Why is it that I feel way more stressed panicky about deadlines on a day when I've actually been really productive than on days when I've done nothing at all? I let myself get away with being really lazy, and then when I work hard it's never hard enough to stop the worrying. I'm weird.
I started Extremely Loud and Incredibly Close tonight, because even though I wrote ten pages of the first of my 20-5 page papers of the semester today, which is more than the eight I'd planned and the five that was the absolute minimum due diligence, I felt like I needed to be responsible with the rest of my day, and as I couldn't make myself write anymore and really didn't want to wade back into Blood Meridian even though I have to have that read long before EL&IC, because it's the first book I've read in years that I just cannot enjoy on almost any level, I decided that reading Foer's book would be a way to be productive and do something I might actually like. And so far, I love it. It's a much faster read than I'd expected; it being so postmodern, I also expected it to be more ergodic, but it's really, really not. That's good for my workload, but also kind of a disappointment. I was hoping it'd be another House of Leaves, a book I loved so much that even after writing my Master's thesis on it, my desire to re-read it is sometimes so strong that I actually yearn for it pitifully. For what EL&IC is, though, it's fantastic.
I think I'd feel more accomplished if I didn't realize that what I have written for my paper gets away from the argument I wanted to make and simply reiterates an argument from one of my secondary sources. I'm pretty sure I know how to bring what I have back in line with my own original idea, though, and what I've written are necessary bricks of textual evidence that I can definitely use most of, even if it needs to be recontextualized, so I shouldn't worry. I have next weekend to write, too, and then technically it's not due until the following Saturday, although I can't use that week to work on it unless it's absolutely necessary, because I need to prepare for the second of my 20-5 pagers, which, unlike this one, which is going to go through a workshop stage, has to be ready to turn in for a grade at the end of two weeks of work. (I'm kind of excited about that one, though; I've never written for a film class before, and, assuming I get approval, I'm going to be writing about splatstick, with Dead Alive as my text. It makes up for not really getting a Halloween this year.)

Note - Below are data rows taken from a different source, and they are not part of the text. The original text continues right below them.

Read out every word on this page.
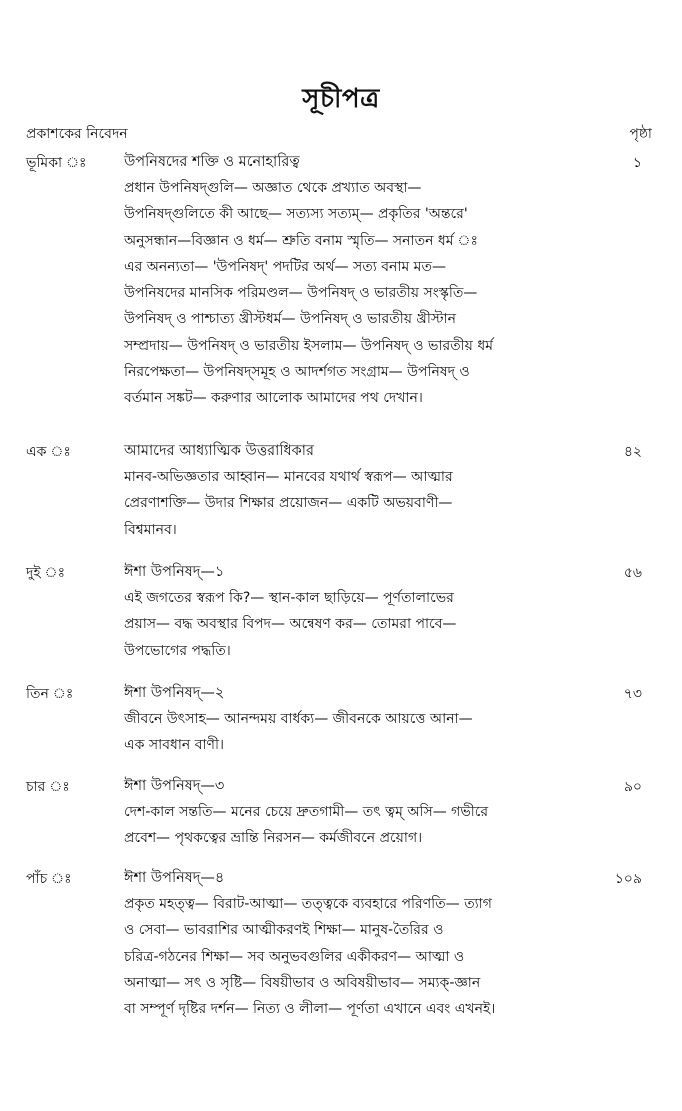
সূচীপত্র
প্রকাশকের নিবেদন	পৃষ্ঠা
ভূমিকা ঃ	উপনিষদের শক্তি ও মনোহারিত্ব	১
প্রধান উপনিষদ্গুলি— অজ্ঞাত থেকে প্রখ্যাত অবস্থা—
উপনিষদ্গুলিতে কী আছে— সত্যস্য সত্যম্— প্রকৃতির 'অন্তরে'
অনুসন্ধান—বিজ্ঞান ও ধর্ম— শ্রুতি বনাম স্মৃতি— সনাতন ধর্ম ঃ
এর অনন্যতা— 'উপনিষদ্' পদটির অর্থ— সত্য বনাম মত—
উপনিষদের মানসিক পরিমণ্ডল— উপনিষদ্ ও ভারতীয় সংস্কৃতি—
উপনিষদ্ ও পাশ্চাত্য খ্রীস্টধর্ম— উপনিষদ্ ও ভারতীয় খ্রীস্টান
সম্প্রদায়— উপনিষদ্ ও ভারতীয় ইসলাম— উপনিষদ্ ও ভারতীয় ধর্ম
নিরপেক্ষতা— উপনিষদ্সমূহ ও আদর্শগত সংগ্রাম— উপনিষদ্ ও
বর্তমান সঙ্কট— করুণার আলোক আমাদের পথ দেখান।
এক ঃ	আমাদের আধ্যাত্মিক উত্তরাধিকার	৪২
মানব-অভিজ্ঞতার আহ্বান— মানবের যথার্থ স্বরূপ— আত্মার
প্রেরণাশক্তি— উদার শিক্ষার প্রয়োজন— একটি অভয়বাণী—
বিশ্বমানব।
দুই ঃ	ঈশা উপনিষদ্—১	৫৬
এই জগতের স্বরূপ কি?— স্থান-কাল ছাড়িয়ে— পূর্ণতালাভের
প্রয়াস— বদ্ধ অবস্থার বিপদ— অন্বেষণ কর— তোমরা পাবে—
উপভোগের পদ্ধতি।
তিন ঃ	ঈশা উপনিষদ্—২	৭৩
জীবনে উৎসাহ— আনন্দময় বার্ধক্য— জীবনকে আয়ত্তে আনা—
এক সাবধান বাণী।
চার ঃ	ঈশা উপনিষদ্—৩	৯০
দেশ-কাল সন্ততি— মনের চেয়ে দ্রুতগামী— তৎ ত্বম্ অসি— গভীরে
প্রবেশ— পৃথকত্বের ভ্রান্তি নিরসন— কর্মজীবনে প্রয়োগ।
পাঁচ ঃ	ঈশা উপনিষদ্—৪	১০৯
প্রকৃত মহত্ত্ব— বিরাট-আত্মা— তত্ত্বকে ব্যবহারে পরিণতি— ত্যাগ
ও সেবা— ভাবরাশির আত্মীকরণই শিক্ষা— মানুষ-তৈরির ও
চরিত্র-গঠনের শিক্ষা— সব অনুভবগুলির একীকরণ— আত্মা ও
অনাত্মা— সৎ ও সৃষ্টি— বিষয়ীভাব ও অবিষয়ীভাব— সম্যক্-জ্ঞান
বা সম্পূর্ণ দৃষ্টির দর্শন— নিত্য ও লীলা— পূর্ণতা এখানে এবং এখনই।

Other stuff: I had to get a Tdap shot on Tuesday, and today is the first day that I've had the full range of motion back in that arm; this week's Community and It's Always Sunny in Philadelphia were both among my favorite episodes ever of those shows (Community had the cat scare gag, a ton of awesome Jeff lines, Troy being awesome and hot and hilarious and totally in love with Abed, and the best costume gags ever, and IASIP had the ostrich gag, which made me laugh until I cried and thought I'd suffocate all four times I watched the episode); I definitely caught a cold this week and have been feeling like absolute shit all day, though not in a way that affected my writing, thank Jeebus; oh, and, I went to see Paranormal Activity 2 on Thursday.

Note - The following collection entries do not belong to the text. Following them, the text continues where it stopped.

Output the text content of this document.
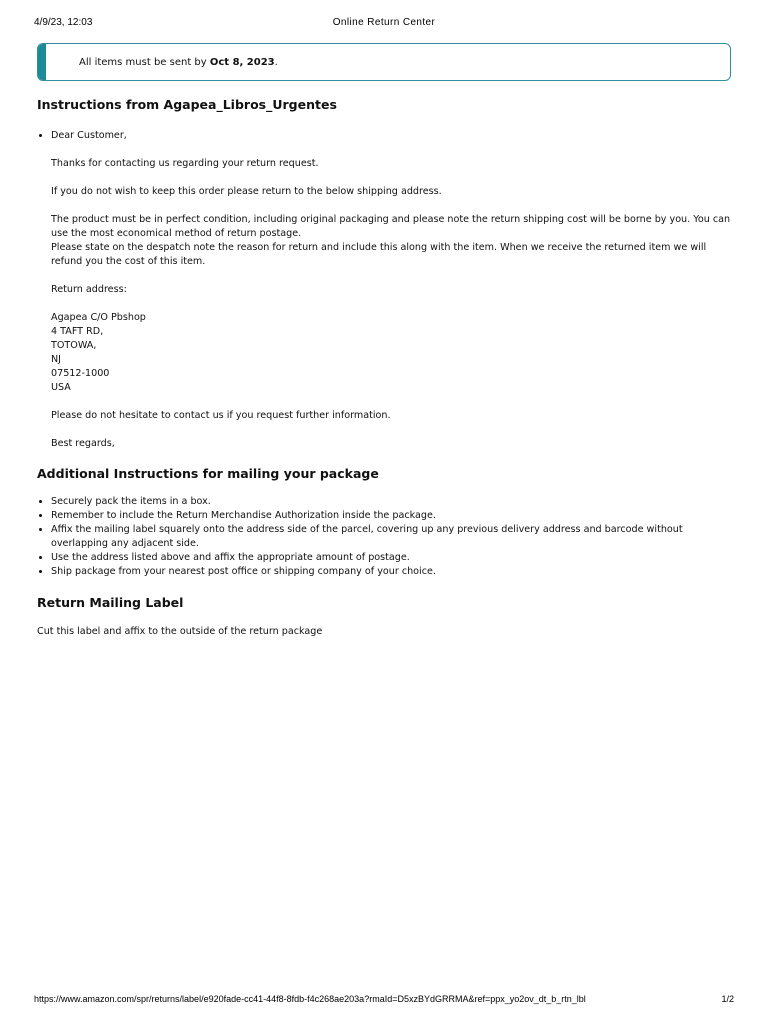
4/9/23, 12:03	Online Return Center
All items must be sent by Oct 8, 2023.
Instructions from Agapea_Libros_Urgentes

• Dear Customer,

Thanks for contacting us regarding your return request.

If you do not wish to keep this order please return to the below shipping address.

The product must be in perfect condition, including original packaging and please note the return shipping cost will be borne by you. You can use the most economical method of return postage.

Please state on the despatch note the reason for return and include this along with the item. When we receive the returned item we will refund you the cost of this item.

Return address:

Agapea C/O Pbshop

4 TAFT RD,

TOTOWA,

NJ

07512-1000

USA

Please do not hesitate to contact us if you request further information.

Best regards,

Additional Instructions for mailing your package
• Securely pack the items in a box.
• Remember to include the Return Merchandise Authorization inside the package.
• Affix the mailing label squarely onto the address side of the parcel, covering up any previous delivery address and barcode without overlapping any adjacent side.
• Use the address listed above and affix the appropriate amount of postage.
• Ship package from your nearest post office or shipping company of your choice.
Return Mailing Label
Cut this label and affix to the outside of the return package
https://www.amazon.com/spr/returns/label/e920fade-cc41-44f8-8fdb-f4c268ae203a?rmaId=D5xzBYdGRRMA&ref=ppx_yo2ov_dt_b_rtn_lbl	1/2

I really liked it, but, then, I was one of the lucky few for whom the first movie worked exactly as advertised. Horror movies don't ever scare me anymore, or at least not the way that I want, where it stays with me when I try to go to sleep, so I was thrilled when PA actually freaked me out, both in watching it in the theater and that night when I went to bed. It hits the exact right buttons for me, horror-wise: supernatural horror in a realistic setting that develops into a tangible threat. The second one does the same, and even has some of the same specific types of scares, but it's different in a couple ways that I found frustrating at first and then brilliant after we were about half way in. It's not the neat, steady accellerando of the first, and it has fewer scares, but they're bigger, more elaborate, much more frightening ones that don't happen quite when the first movie conditions you to expect them. And it's a good follow-up to the first, as it makes it better instead of stupider, doesn't try to be the same movie, and doesn't lose sight of why the first one worked. It's pretty impressive, and if the first worked for you at all the second should work more or less as well.